CHAPTER I
The squire he sat in Dolfya Town,
He swilled the blood-dark wine:
"O who can blight my happiness,
Or face the power that's mine?"
Then up there spoke his daughter fair:
"The priest can end your joy;
The globe can sap your might away,
And the Mink can you destroy!"
—Ruck's Ballad of the Mink
The day that Revel killed a god, he woke early. There was a bitter taste in his mouth, and a pain in his ear where somebody'd hit him during a shebeen brawl the night before. He rolled over on his back. The bed was a hollowed place in the earth floor, filled with leaves and dried grass and spread with yellow-brown mink skins sewn into a big blanket; he'd slept on it every night of his twenty-eight years, but this morning it felt hard and uncomfortable.
The water gourd was empty. In the cold gray mists of dawn he groped his way sleepily to the well behind the hut, and drew up the bucket.

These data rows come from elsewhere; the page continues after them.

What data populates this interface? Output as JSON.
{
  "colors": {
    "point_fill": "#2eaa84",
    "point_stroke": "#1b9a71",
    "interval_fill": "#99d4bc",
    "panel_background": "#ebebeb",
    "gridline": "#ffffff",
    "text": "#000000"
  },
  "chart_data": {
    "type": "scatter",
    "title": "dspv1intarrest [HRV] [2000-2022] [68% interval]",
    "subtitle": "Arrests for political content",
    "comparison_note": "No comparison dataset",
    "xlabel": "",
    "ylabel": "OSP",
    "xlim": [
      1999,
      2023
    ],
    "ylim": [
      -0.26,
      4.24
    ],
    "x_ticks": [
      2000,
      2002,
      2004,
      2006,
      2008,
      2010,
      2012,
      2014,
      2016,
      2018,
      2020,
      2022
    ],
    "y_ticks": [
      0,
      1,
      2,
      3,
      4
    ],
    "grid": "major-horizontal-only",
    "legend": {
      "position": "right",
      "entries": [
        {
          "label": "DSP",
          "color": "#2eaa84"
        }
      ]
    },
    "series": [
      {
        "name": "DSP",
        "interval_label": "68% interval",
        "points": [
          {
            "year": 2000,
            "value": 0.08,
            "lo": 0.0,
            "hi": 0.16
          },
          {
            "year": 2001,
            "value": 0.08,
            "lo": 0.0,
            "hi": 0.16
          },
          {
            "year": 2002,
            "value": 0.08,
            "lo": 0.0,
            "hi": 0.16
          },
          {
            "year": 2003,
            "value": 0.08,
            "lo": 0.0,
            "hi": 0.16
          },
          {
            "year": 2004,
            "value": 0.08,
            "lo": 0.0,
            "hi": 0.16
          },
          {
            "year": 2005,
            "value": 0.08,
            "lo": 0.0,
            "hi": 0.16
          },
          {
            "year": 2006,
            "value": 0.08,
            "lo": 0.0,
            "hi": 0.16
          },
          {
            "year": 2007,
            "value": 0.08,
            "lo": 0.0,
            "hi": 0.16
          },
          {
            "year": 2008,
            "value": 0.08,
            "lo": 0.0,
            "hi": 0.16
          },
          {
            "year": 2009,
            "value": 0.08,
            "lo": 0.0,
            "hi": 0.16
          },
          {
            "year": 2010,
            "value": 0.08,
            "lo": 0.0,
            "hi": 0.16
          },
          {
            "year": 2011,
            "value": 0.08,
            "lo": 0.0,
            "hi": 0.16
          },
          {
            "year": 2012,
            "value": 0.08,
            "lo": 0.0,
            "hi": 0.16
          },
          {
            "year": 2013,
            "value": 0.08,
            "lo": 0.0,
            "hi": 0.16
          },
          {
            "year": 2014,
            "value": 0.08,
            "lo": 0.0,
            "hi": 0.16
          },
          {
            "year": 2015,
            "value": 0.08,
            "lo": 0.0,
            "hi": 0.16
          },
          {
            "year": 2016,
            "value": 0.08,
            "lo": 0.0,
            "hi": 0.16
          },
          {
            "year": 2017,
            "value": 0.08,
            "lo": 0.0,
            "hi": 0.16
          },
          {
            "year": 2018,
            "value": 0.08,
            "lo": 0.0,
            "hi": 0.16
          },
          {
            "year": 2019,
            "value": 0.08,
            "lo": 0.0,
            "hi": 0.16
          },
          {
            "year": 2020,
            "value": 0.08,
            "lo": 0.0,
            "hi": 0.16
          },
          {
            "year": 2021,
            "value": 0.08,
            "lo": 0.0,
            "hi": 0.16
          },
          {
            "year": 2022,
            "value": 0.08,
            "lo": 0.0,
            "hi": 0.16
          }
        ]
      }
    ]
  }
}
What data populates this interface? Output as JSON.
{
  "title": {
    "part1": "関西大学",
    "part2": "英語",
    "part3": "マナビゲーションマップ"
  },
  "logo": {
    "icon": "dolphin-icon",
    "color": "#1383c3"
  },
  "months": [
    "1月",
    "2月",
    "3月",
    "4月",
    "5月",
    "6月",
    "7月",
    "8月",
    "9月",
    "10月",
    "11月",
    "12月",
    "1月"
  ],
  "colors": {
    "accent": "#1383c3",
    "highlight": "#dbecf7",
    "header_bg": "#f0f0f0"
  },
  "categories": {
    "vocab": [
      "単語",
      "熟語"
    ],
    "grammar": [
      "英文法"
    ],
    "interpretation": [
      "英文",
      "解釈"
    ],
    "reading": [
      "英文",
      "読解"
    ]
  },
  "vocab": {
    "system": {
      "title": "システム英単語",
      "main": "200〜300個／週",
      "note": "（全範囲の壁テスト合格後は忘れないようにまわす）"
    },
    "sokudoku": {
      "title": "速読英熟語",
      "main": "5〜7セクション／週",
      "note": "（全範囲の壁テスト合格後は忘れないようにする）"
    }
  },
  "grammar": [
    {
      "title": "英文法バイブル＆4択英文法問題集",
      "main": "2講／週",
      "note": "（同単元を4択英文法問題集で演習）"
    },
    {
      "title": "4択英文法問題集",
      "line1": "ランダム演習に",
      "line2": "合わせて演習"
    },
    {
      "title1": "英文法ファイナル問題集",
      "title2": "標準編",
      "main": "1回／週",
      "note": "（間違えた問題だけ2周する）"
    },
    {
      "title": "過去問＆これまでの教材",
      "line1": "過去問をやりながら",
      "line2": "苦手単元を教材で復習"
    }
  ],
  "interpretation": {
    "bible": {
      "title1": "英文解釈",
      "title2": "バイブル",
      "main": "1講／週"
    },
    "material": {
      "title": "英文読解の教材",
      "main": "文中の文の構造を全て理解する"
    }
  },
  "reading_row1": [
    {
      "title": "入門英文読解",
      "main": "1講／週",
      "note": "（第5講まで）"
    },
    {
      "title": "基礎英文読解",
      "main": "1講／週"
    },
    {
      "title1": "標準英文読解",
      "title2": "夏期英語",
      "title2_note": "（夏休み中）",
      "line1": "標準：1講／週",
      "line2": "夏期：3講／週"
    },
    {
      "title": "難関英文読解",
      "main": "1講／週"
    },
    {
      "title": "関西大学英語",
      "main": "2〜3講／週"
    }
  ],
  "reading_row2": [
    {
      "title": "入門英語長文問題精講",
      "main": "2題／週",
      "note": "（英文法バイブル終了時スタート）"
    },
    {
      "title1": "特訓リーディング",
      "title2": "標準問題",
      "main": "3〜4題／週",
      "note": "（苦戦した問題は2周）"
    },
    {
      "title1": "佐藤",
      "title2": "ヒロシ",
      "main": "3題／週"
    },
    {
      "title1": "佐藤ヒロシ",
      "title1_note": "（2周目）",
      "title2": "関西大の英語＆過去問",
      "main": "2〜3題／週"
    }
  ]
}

"Damn the gentry!" he burst out. The bucket, an ancient thing made of oak slats pegged together with wooden dowels, was half filled with dirt and rotten brush. "Curse their lousy carcasses to hell!" he yelled, and, suddenly scared, looked around to see if perhaps a god was floating somewhere near him. But no yellow glimmering showed in the mists.
Laboriously he cleaned out the well, dropping the bucket time after time and dragging up loads of trash. Some roving band of gentry had fouled the water for sport. Anything that hurt the ruck, made them more work or injured them in any way, was sport for the squirarchy.